Could increased Lp-PLA₂ concentrations among patients who go on to experience a recurrent event simply represent a compensatory mechanism for removing oxidized LDL? Although epidemiology studies cannot provide conclusive answers to this question, several studies in primary prevention populations (i.e., without manifested atherosclerotic vascular disease) illustrate a similar picture in which increased Lp-PLA₂ concentrations (either mass or activity) are predictive of future cardiovascular events for as many as 14 years(5). In addition, mechanistic studies also suggest that higher Lp-PLA₂ activity contributes to processes identified as pivotal to plaque vulnerability, including monocyte migration, proinflammatory effects of oxidized LDL, and macrophage death(18)(19). Recent findings by Stafforini et al.(20) further indicate that human Lp-PLA₂ activity contributes to the release of F2-isoprostanes, products of lipid peroxidation in vivo that possess several noxious biologic effects. Collectively, these experimental observations indicate that increased Lp-PLA₂ activity has the potential to exert harmful effects, thereby supporting the conclusions from epidemiologic studies.

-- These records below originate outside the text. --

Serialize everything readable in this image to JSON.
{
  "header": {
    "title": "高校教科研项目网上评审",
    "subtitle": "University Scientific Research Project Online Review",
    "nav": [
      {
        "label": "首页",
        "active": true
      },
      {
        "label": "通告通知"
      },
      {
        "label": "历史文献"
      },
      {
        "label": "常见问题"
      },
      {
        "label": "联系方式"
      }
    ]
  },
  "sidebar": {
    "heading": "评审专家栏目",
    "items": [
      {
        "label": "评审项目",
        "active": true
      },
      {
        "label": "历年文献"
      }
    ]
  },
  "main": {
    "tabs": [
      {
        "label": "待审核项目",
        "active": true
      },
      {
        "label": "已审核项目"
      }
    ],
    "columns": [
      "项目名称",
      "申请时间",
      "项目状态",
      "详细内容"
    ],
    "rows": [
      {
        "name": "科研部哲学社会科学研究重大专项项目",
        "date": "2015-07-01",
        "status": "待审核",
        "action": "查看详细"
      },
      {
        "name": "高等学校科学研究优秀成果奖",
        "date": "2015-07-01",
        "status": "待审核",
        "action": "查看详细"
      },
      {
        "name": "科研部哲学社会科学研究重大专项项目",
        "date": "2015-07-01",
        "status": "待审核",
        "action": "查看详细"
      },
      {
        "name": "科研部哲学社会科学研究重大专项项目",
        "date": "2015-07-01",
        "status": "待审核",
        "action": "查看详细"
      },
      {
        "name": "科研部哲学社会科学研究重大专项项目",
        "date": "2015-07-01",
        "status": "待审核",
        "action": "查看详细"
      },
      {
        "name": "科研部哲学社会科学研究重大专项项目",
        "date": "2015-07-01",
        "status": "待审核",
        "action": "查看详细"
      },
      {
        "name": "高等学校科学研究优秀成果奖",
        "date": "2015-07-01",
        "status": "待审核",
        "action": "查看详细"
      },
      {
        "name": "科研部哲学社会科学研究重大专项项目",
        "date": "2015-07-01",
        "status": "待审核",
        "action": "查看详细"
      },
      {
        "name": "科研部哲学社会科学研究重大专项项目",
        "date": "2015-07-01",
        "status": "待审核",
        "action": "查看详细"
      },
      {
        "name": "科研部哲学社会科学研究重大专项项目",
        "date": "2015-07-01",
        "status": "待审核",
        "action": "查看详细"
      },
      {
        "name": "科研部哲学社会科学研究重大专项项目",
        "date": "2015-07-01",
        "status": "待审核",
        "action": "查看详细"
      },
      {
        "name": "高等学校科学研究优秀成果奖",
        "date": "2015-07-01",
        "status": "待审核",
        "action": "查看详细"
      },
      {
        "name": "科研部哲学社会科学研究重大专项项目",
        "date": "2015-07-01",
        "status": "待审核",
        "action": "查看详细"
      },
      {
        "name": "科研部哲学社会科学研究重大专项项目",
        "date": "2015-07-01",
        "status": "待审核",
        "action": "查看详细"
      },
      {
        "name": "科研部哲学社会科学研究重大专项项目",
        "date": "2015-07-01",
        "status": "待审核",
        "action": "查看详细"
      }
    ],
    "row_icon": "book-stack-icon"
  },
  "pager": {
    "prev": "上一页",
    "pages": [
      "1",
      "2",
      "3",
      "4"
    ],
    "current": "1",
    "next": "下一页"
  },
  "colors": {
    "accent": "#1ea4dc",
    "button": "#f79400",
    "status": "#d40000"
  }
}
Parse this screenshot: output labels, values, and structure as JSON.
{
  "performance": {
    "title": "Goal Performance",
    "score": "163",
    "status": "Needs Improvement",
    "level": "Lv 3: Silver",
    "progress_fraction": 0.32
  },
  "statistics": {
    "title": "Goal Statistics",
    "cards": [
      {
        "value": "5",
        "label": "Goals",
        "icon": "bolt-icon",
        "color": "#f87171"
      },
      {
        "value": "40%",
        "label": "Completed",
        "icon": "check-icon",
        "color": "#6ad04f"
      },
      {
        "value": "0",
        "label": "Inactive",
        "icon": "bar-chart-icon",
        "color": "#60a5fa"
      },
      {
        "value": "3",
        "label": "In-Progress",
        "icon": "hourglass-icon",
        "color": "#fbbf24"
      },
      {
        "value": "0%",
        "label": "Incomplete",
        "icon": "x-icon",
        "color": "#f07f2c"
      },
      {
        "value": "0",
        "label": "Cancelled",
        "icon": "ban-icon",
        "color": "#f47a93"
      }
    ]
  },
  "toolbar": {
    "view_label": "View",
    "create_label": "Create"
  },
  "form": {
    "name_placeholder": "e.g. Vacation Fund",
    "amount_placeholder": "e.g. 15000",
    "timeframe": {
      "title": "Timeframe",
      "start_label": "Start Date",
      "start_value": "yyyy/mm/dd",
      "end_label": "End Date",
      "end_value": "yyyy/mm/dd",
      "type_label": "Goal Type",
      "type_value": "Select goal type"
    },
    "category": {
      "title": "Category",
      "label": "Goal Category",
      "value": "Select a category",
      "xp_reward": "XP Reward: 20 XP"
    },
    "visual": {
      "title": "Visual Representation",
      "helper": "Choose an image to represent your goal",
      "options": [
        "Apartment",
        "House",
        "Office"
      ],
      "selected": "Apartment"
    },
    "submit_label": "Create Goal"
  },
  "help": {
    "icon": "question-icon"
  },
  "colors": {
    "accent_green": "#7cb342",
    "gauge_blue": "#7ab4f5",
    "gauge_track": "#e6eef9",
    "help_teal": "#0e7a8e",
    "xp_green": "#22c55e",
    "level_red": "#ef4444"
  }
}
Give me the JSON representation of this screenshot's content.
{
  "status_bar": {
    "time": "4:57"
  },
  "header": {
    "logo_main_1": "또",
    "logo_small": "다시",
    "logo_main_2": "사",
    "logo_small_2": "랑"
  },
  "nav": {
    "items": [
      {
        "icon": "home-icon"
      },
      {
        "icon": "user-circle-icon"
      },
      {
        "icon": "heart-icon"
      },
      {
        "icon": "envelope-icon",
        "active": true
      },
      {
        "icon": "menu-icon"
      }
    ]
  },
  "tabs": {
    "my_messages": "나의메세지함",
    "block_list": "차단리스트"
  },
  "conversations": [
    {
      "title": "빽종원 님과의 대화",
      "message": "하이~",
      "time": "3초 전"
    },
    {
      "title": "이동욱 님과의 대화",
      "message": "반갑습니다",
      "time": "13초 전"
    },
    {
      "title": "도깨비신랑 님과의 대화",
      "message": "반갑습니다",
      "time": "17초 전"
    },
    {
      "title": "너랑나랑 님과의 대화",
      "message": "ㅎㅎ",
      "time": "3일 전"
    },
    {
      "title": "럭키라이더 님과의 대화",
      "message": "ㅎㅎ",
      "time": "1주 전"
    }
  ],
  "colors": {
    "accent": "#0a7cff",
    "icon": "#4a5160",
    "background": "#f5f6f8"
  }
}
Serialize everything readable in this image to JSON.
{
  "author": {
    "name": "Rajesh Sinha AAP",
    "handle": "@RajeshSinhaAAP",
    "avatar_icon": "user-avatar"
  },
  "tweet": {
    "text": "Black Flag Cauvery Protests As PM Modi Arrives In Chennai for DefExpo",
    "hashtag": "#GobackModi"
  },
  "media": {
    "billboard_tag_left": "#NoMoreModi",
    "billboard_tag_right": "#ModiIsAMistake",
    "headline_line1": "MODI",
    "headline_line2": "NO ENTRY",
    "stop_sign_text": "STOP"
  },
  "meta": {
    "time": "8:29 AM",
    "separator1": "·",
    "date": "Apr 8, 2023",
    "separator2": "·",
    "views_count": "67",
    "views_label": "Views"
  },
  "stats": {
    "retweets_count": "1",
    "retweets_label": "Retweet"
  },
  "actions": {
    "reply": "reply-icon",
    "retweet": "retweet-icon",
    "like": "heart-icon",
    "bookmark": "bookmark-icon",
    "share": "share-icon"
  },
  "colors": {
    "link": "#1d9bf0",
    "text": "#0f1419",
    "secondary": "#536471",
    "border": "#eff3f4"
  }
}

how can LP-pla₂ epidemiology data be reconciled with contradictory results from studies of LP-pla₂ variants?

Several reports purported that Japanese carriers of the mutation in the PLA2G7 gene (V279 variant) are at increased risk of cardiovascular events, despite the absence of circulating enzyme. The subsequent discovery that carriers of this variant are unable to secrete Lp-PLA₂ from monocytes/macrophages suggests a more complex picture than previously suggested(21). Rather than the lack of circulating Lp-PLA₂ being responsible for cardiovascular risk, the unfolded protein syndrome in individuals with V279 variant, with its effect on monocyte/macrophages survival (e.g., apoptosis), could offer 1 explanation for the disconnect between findings from many epidemiologic studies and those from genetic studies of Lp-PLA₂ in Japanese.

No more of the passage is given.